Computer Science Department
School of Computer Science, Carnegie Mellon University
Theoretical Guarantees for Algorithms
In the area of auction design, we consider online double auctions (exchanges) for commodities, where there are buyers and sellers trading indistinguishable goods who arrive and depart over time. We consider this from the perspective of the broker, who decides what trades occur and what payments are made. The broker may be interested in maximizing social welfare, maximizing its own profit, or maximizing market liquidity. We devise an algorithm for a broker who does not know what agents will arrive in the future that is within a logarithmic factor of the optimal offline algorithm, if the agents are truthful (although the algorithm does not motivate them to bid truthfully). This is the best competitive ratio that can be achieved. In the simpler bilateral trading problem with one buyer and one seller, we consider strategic agents and study direct mechanisms where both agents are motivated to bid truthfully, partially direct mechanisms where one agent is motivated to bid truthfully and the other agent will strategize, and general mechanisms where both agents will strategize. Agents which have to strategize must have knowledge about the typical values that buyers and sellers have in order to perform well. However, we show that higher efficiency for a broker who does not have knowledge of the domain requires more strategizing on the behalf of the buyer and seller. For instance, the broker can achieve a logarithmic factor of the optimal broker who knows the distributions if the buyer is motivated to be truthful and the seller strategizes.
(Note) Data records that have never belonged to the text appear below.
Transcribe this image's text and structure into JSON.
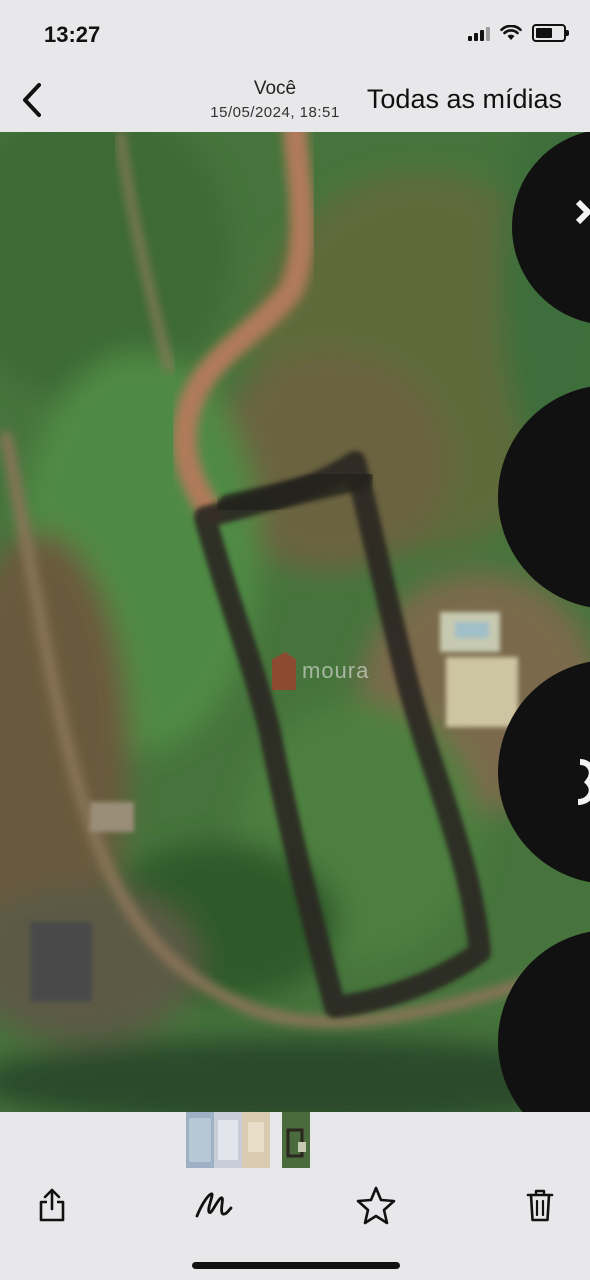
{
  "status_bar": {
    "time": "13:27"
  },
  "nav": {
    "back_icon": "chevron-left-icon",
    "title": "Você",
    "subtitle": "15/05/2024, 18:51",
    "all_media_label": "Todas as mídias"
  },
  "photo": {
    "description_free": true,
    "watermark_text": "moura",
    "watermark_color": "#c62828"
  },
  "toolbar": {
    "icons": [
      "share-icon",
      "markup-icon",
      "favorite-star-icon",
      "trash-icon"
    ]
  },
  "colors": {
    "bar_background": "#e8e8ea",
    "text": "#111111"
  }
}
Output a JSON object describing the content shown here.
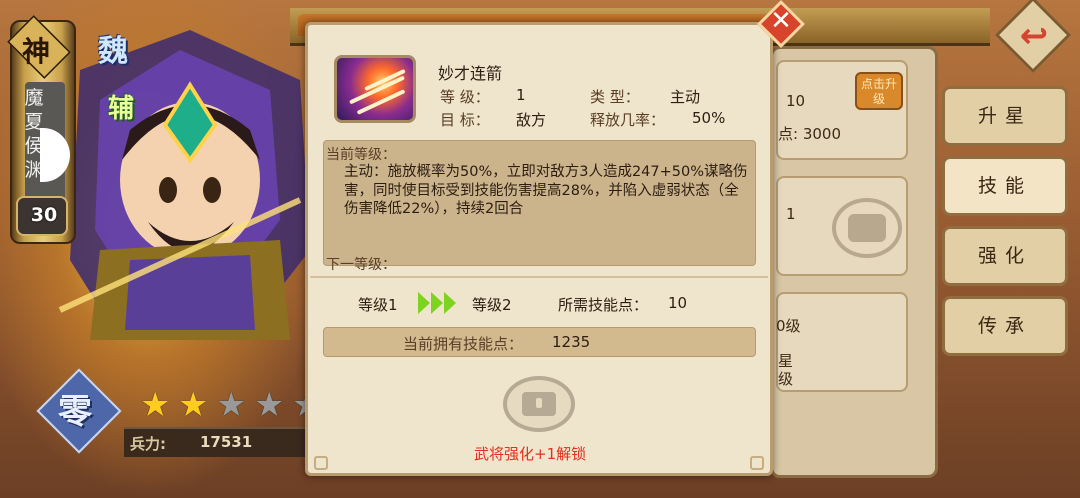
{
  "hero": {
    "rank_badge": "神",
    "faction": "魏",
    "role": "辅",
    "name_vertical": "魔夏侯渊",
    "level": "30",
    "element_badge": "零",
    "stars_total": 5,
    "stars_filled": 2,
    "power_label": "兵力:",
    "power_value": "17531"
  },
  "skill_dialog": {
    "skill_name": "妙才连箭",
    "level_label": "等 级：",
    "level_value": "1",
    "type_label": "类 型：",
    "type_value": "主动",
    "target_label": "目 标：",
    "target_value": "敌方",
    "rate_label": "释放几率：",
    "rate_value": "50%",
    "current_level_title": "当前等级：",
    "description": "主动：施放概率为50%，立即对敌方3人造成247+50%谋略伤害，同时使目标受到技能伤害提高28%，并陷入虚弱状态（全伤害降低22%），持续2回合",
    "next_level_title": "下一等级：",
    "from_level": "等级1",
    "to_level": "等级2",
    "required_points_label": "所需技能点：",
    "required_points_value": "10",
    "owned_points_label": "当前拥有技能点：",
    "owned_points_value": "1235",
    "unlock_hint": "武将强化+1解锁"
  },
  "right_panel": {
    "upgrade_chip": "点击升级",
    "value_a": "10",
    "value_b_suffix": "点: 3000",
    "value_c": "1",
    "value_d": "0级",
    "value_e": "星",
    "value_f": "级"
  },
  "tabs": [
    {
      "label": "升星"
    },
    {
      "label": "技能"
    },
    {
      "label": "强化"
    },
    {
      "label": "传承"
    }
  ],
  "icons": {
    "back": "back-arrow-icon",
    "close": "close-icon",
    "lock": "lock-icon",
    "star": "star-icon",
    "chevrons": "triple-chevron-icon"
  },
  "colors": {
    "accent_red": "#d7432b",
    "star_on": "#ffcc1f",
    "chevron_green": "#7ed321",
    "unlock_red": "#e0301e"
  }
}
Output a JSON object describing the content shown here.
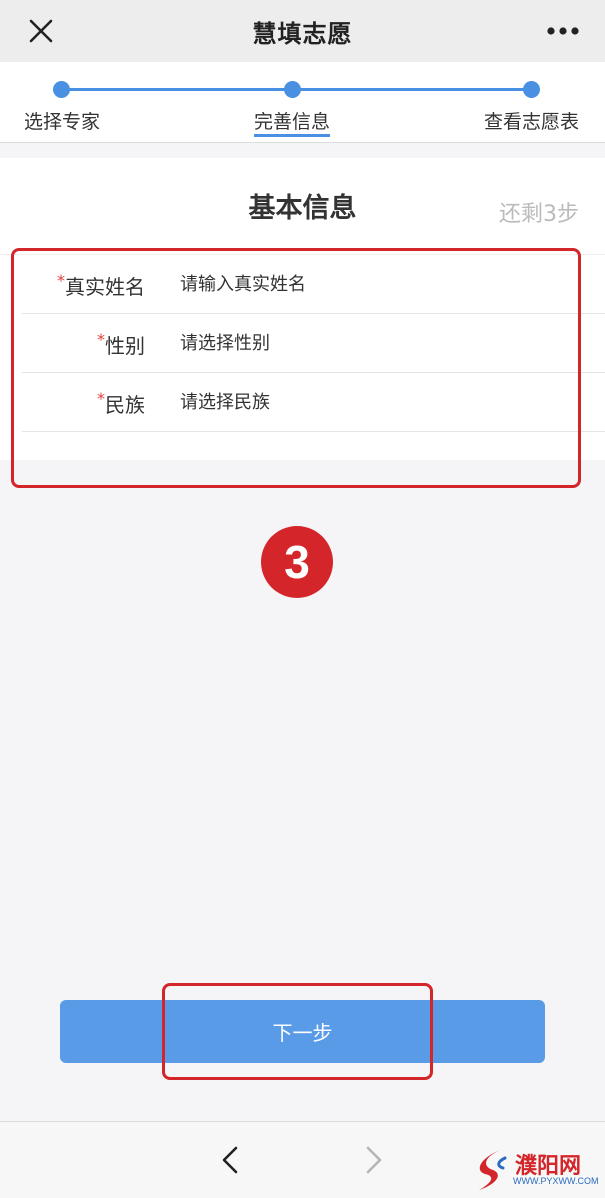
{
  "nav": {
    "title": "慧填志愿",
    "close_icon": "close-icon",
    "more_icon": "more-icon"
  },
  "stepper": {
    "steps": [
      {
        "label": "选择专家"
      },
      {
        "label": "完善信息",
        "active": true
      },
      {
        "label": "查看志愿表"
      }
    ],
    "color": "#4a90e2"
  },
  "section": {
    "title": "基本信息",
    "steps_left": "还剩3步"
  },
  "form": {
    "fields": [
      {
        "label": "真实姓名",
        "required_mark": "*",
        "placeholder": "请输入真实姓名"
      },
      {
        "label": "性别",
        "required_mark": "*",
        "placeholder": "请选择性别"
      },
      {
        "label": "民族",
        "required_mark": "*",
        "placeholder": "请选择民族"
      }
    ]
  },
  "annotation": {
    "marker": "3",
    "color": "#d4262a"
  },
  "footer": {
    "next_label": "下一步",
    "button_color": "#5a9be8"
  },
  "toolbar": {
    "back_icon": "chevron-left-icon",
    "forward_icon": "chevron-right-icon"
  },
  "watermark": {
    "name": "濮阳网",
    "url": "WWW.PYXWW.COM"
  }
}
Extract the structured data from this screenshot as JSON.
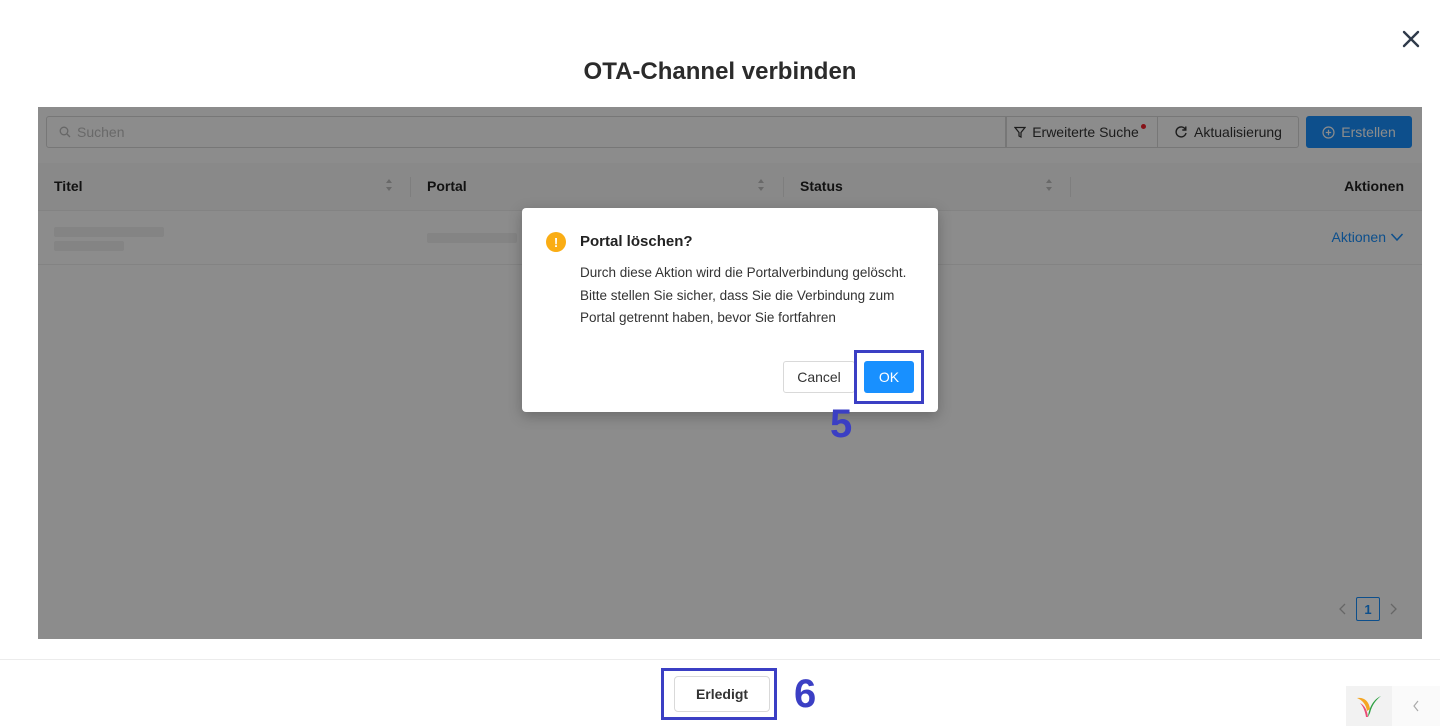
{
  "modal": {
    "title": "OTA-Channel verbinden"
  },
  "toolbar": {
    "search_placeholder": "Suchen",
    "advanced_search_label": "Erweiterte Suche",
    "refresh_label": "Aktualisierung",
    "create_label": "Erstellen"
  },
  "table": {
    "columns": [
      "Titel",
      "Portal",
      "Status",
      "Aktionen"
    ],
    "row_actions_label": "Aktionen"
  },
  "pagination": {
    "current_page": "1"
  },
  "confirm_dialog": {
    "title": "Portal löschen?",
    "body": "Durch diese Aktion wird die Portalverbindung gelöscht. Bitte stellen Sie sicher, dass Sie die Verbindung zum Portal getrennt haben, bevor Sie fortfahren",
    "cancel_label": "Cancel",
    "ok_label": "OK"
  },
  "annotations": {
    "step_ok": "5",
    "step_done": "6"
  },
  "footer": {
    "done_label": "Erledigt"
  },
  "colors": {
    "primary": "#1890ff",
    "warning": "#faad14",
    "annotation": "#3b3fc4"
  }
}
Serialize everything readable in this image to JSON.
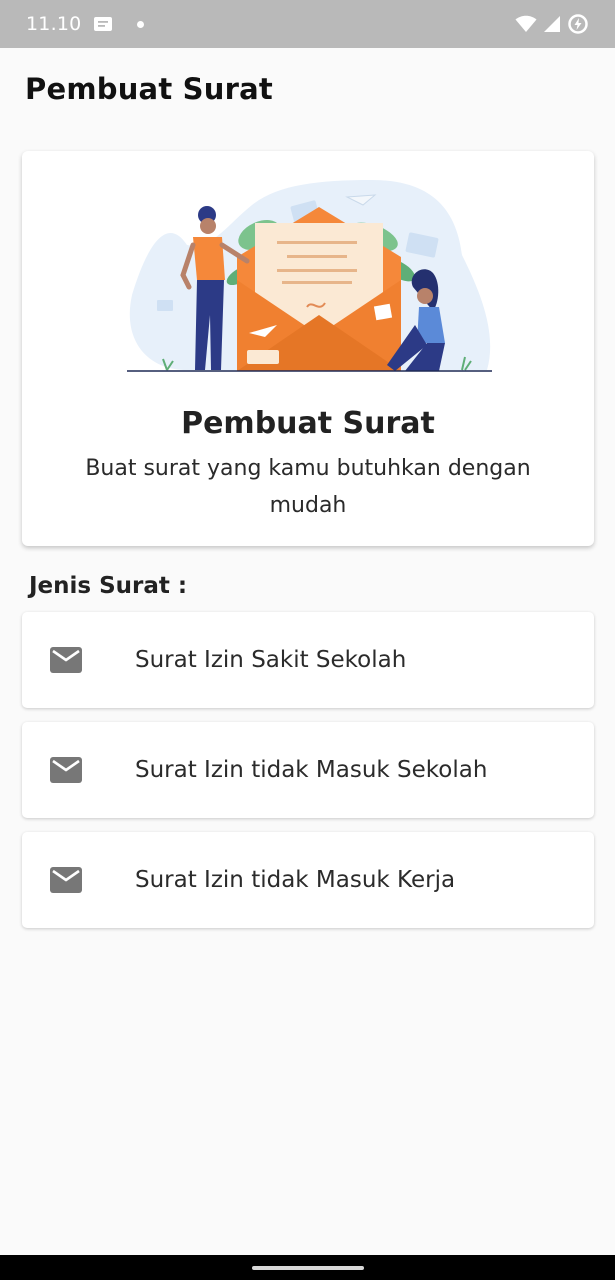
{
  "status_bar": {
    "time": "11.10",
    "icons": [
      "message-icon",
      "notification-dot-icon",
      "wifi-icon",
      "signal-icon",
      "battery-saver-icon"
    ]
  },
  "app_bar": {
    "title": "Pembuat Surat"
  },
  "hero": {
    "title": "Pembuat Surat",
    "subtitle": "Buat surat yang kamu butuhkan dengan mudah",
    "illustration_icon": "envelope-illustration"
  },
  "section": {
    "title": "Jenis Surat :"
  },
  "letter_types": [
    {
      "label": "Surat Izin Sakit Sekolah",
      "icon": "mail-icon"
    },
    {
      "label": "Surat Izin tidak Masuk Sekolah",
      "icon": "mail-icon"
    },
    {
      "label": "Surat Izin tidak Masuk Kerja",
      "icon": "mail-icon"
    }
  ],
  "colors": {
    "status_bar": "#b9b9b9",
    "background": "#fafafa",
    "card": "#ffffff",
    "accent_orange": "#f5883a",
    "navy": "#2c3a86",
    "icon_gray": "#777777"
  }
}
We also consider combinatorial auctions. We show a connection between query learning in machine learning theory and preference elicitation. We show how certain natural hypotheses spaces that can be learned with membership queries correspond to natural classes of preferences that can be learned with value queries.
Finally, we consider repeated bimatrix games. One would like two reasonable agents who encounter each other many times in the same setting (e.g. a bimatrix game) to eventually perform well together. We show how a simple gradient ascent technique performs well in a bimatrix game, as well as in an arbitrary online convex programming domain. We introduce the concept of response regret, an extension of traditional concepts of regret, to account for the short-term effects that one agent's actions have on the other agent, which also can be extended to stochastic games and partially observable stochastic games. Two behaviors that minimize internal response regret in a stochastic game or a partially observable stochastic game will approach the set of correlated equilibria.
One of the hardest parts of working in a domain with other intelligent agents is defining what it means to perform well and understanding what are the right assumptions to be made about the other agent. It is well known that there exists an algorithm that has no regret against an arbitrary algorithm. Furthermore, it is not hard to show that there exists an algorithm that achieves the minimum Nash equilibrium value against a no-external-regret algorithm. However, we show here that no algorithm can achieve both these guarantees.